Vereinigte Lehrerinnen- und Lehrerverbände des Kantons Zürich

Enttäuschte Erwartungen in der Lehrerschaft

Grossanlegte Werbekampagnen zur Gewinnung neuer Lehrpersonen verpuffen wirkungslos, wenn die Arbeitsbedingungen nicht verbessert werden. - Davon ist im heute vorgelegten Massnahmenpaket wenig zu spüren. Von den vier zentralen Forderungen der Vereinigten Lehrerverbände des Kantons Zürich (VLV): Reduktion der Unterrichtsverpflichtung um 10%, Reduktion der Klassengrössen; Entlastung von Personen mit Schulentwicklungsaufgaben und Weiterbildungsangebote zu akzeptablen Bedingungen ist in der Vorlage gerade mal eine verwirklicht worden. Die Lehrpersonen mit Zusatzaufgaben wie Leitungsfunktionen und Schulentwicklungstätigkeiten können sich freuen: Sie werden im Umfang von zwei Jahreslektionen, berechnet auf drei Klassen, entlastet!

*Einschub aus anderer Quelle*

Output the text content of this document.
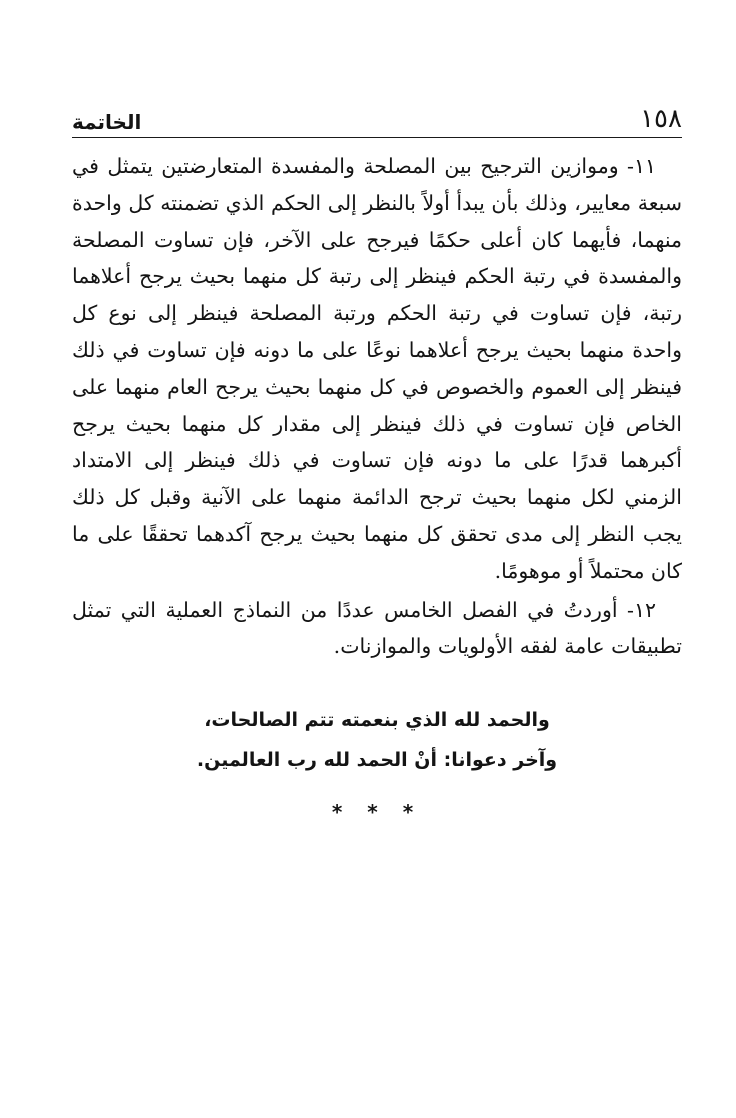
١٥٨
الخاتمة

١١- وموازين الترجيح بين المصلحة والمفسدة المتعارضتين يتمثل في سبعة معايير، وذلك بأن يبدأ أولاً بالنظر إلى الحكم الذي تضمنته كل واحدة منهما، فأيهما كان أعلى حكمًا فيرجح على الآخر، فإن تساوت المصلحة والمفسدة في رتبة الحكم فينظر إلى رتبة كل منهما بحيث يرجح أعلاهما رتبة، فإن تساوت في رتبة الحكم ورتبة المصلحة فينظر إلى نوع كل واحدة منهما بحيث يرجح أعلاهما نوعًا على ما دونه فإن تساوت في ذلك فينظر إلى العموم والخصوص في كل منهما بحيث يرجح العام منهما على الخاص فإن تساوت في ذلك فينظر إلى مقدار كل منهما بحيث يرجح أكبرهما قدرًا على ما دونه فإن تساوت في ذلك فينظر إلى الامتداد الزمني لكل منهما بحيث ترجح الدائمة منهما على الآنية وقبل كل ذلك يجب النظر إلى مدى تحقق كل منهما بحيث يرجح آكدهما تحققًا على ما كان محتملاً أو موهومًا.

١٢- أوردتُ في الفصل الخامس عددًا من النماذج العملية التي تمثل تطبيقات عامة لفقه الأولويات والموازنات.

والحمد لله الذي بنعمته تتم الصالحات،
وآخر دعوانا: أنْ الحمد لله رب العالمين.
* * *
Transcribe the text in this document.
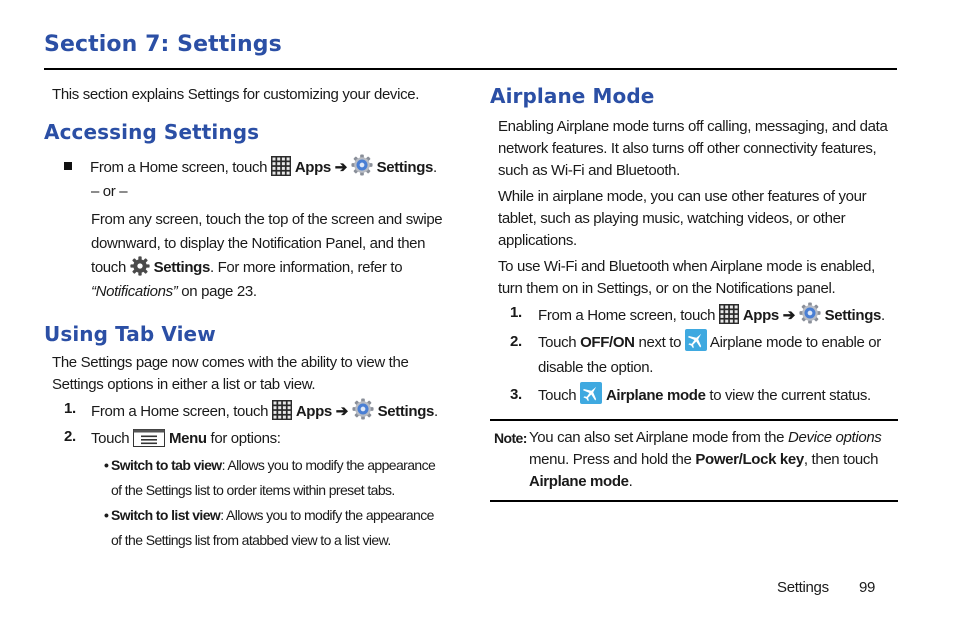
Section 7: Settings

This section explains Settings for customizing your device.

Accessing Settings
From a Home screen, touch Apps ➔ Settings.
– or –

From any screen, touch the top of the screen and swipe downward, to display the Notification Panel, and then touch Settings. For more information, refer to “Notifications” on page 23.

Using Tab View

The Settings page now comes with the ability to view the Settings options in either a list or tab view.

1.	From a Home screen, touch Apps ➔ Settings.
2.	Touch	Menu for options:
• Switch to tab view: Allows you to modify the appearance of the Settings list to order items within preset tabs.
• Switch to list view: Allows you to modify the appearance of the Settings list from atabbed view to a list view.
Airplane Mode

Enabling Airplane mode turns off calling, messaging, and data network features. It also turns off other connectivity features, such as Wi-Fi and Bluetooth.

While in airplane mode, you can use other features of your tablet, such as playing music, watching videos, or other applications.

To use Wi-Fi and Bluetooth when Airplane mode is enabled, turn them on in Settings, or on the Notifications panel.

1.	From a Home screen, touch Apps ➔ Settings.
2.	Touch OFF/ON next to Airplane mode to enable or disable the option.
3.	Touch Airplane mode to view the current status.
Note: You can also set Airplane mode from the Device options menu. Press and hold the Power/Lock key, then touch Airplane mode.
Settings 99
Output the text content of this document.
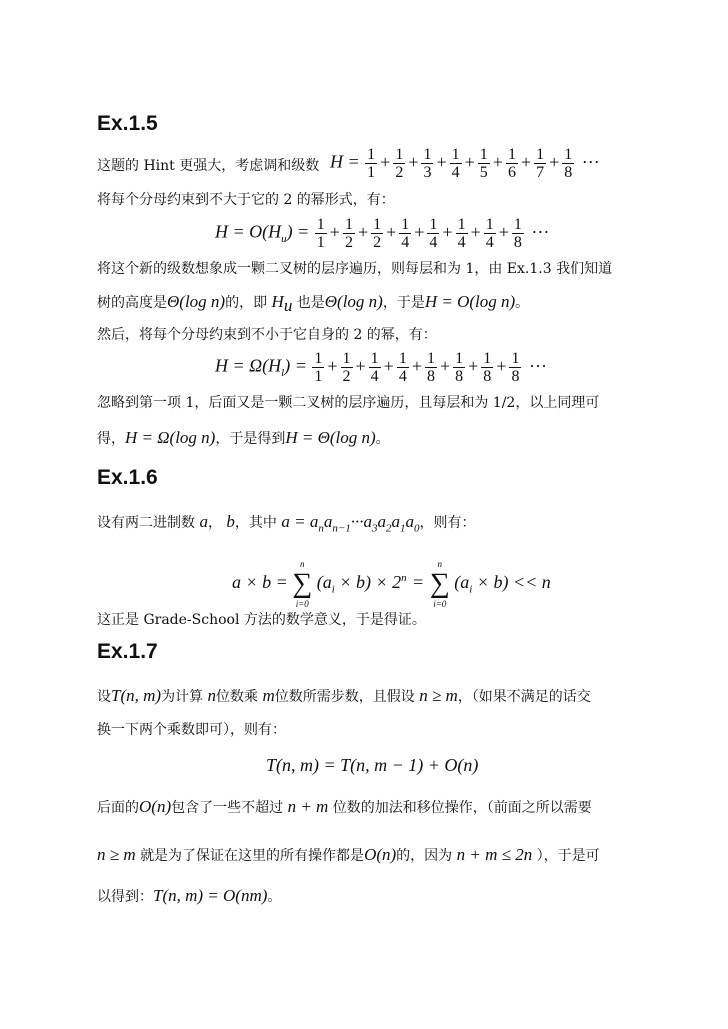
Ex.1.5
这题的 Hint 更强大，考虑调和级数 $H = \frac{1}{1} + \frac{1}{2} + \frac{1}{3} + \frac{1}{4} + \frac{1}{5} + \frac{1}{6} + \frac{1}{7} + \frac{1}{8}$ ···
将每个分母约束到不大于它的 2 的幂形式，有：
$H = O(H_u) = \frac{1}{1} + \frac{1}{2} + \frac{1}{2} + \frac{1}{4} + \frac{1}{4} + \frac{1}{4} + \frac{1}{4} + \frac{1}{8}$ ···
将这个新的级数想象成一颗二叉树的层序遍历，则每层和为 1，由 Ex.1.3 我们知道
树的高度是Θ(log n)的，即 $H_u$ 也是Θ(log n)，于是H = O(log n)。
然后，将每个分母约束到不小于它自身的 2 的幂，有：
$H = \Omega(H_l) = \frac{1}{1} + \frac{1}{2} + \frac{1}{4} + \frac{1}{4} + \frac{1}{8} + \frac{1}{8} + \frac{1}{8} + \frac{1}{8}$ ···
忽略到第一项 1，后面又是一颗二叉树的层序遍历，且每层和为 1/2，以上同理可
得，H = Ω(log n)，于是得到H = Θ(log n)。
Ex.1.6
设有两二进制数 a， b，其中 $a = a_na_{n-1}\cdot\cdot\cdot a_3a_2a_1a_0$，则有：
a × b =
n
∑
i=0
$(a_i \times b) \times 2^n$ =
n
∑
i=0
$(a_i \times b) << n$
这正是 Grade-School 方法的数学意义，于是得证。
Ex.1.7
设T(n, m)为计算 n位数乘 m位数所需步数，且假设 n ≥ m，（如果不满足的话交
换一下两个乘数即可），则有：
T(n, m) = T(n, m − 1) + O(n)
后面的O(n)包含了一些不超过 n + m 位数的加法和移位操作，（前面之所以需要
n ≥ m 就是为了保证在这里的所有操作都是O(n)的，因为 n + m ≤ 2n ），于是可
以得到：T(n, m) = O(nm)。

Im Zentrum steht die Forderung nach einer Pensenreduktion. Nach den Ergebnissen der Arbeitszeitstudie des Kantons Zürich ist diese dringend erforderlich. Die VLV werden die Öffentlichkeit mit geeigneten Mitteln auf die ihre Anliegen aufmerksam machen, nur gute Arbeitsbedingungen ermöglichen eine gute Schule. Das Massnahmenpaket muss substantiell verbessert werden, nur so bleibt die Qualität der Schule erhalten!

Nahezu inakzeptabel ist, dass zumindest einmalig, die durch die Massnahmen entstehenden Kosten zu Lasten des Stufenanstieges gehen. Das heisst, dass die Lehrpersonen nach jahrelangem Aussetzen des Anstieges die Entlastung selber finanzieren müssen.

Ein weiterer personalfeindlicher Entscheid der Regierung betrifft die Altersentlastung der Berufs- und Mittelschullehrer , die wird im Vergleich zu früher um einen Drittel gekürzt! Auch dies kein Beitrag zur Arbeitssituation!

Angesichts des in den nächsten Jahren noch steigenden Mangels an Lehrkräften ist ein verantwortungsvolles Handeln der Regierung gefordert!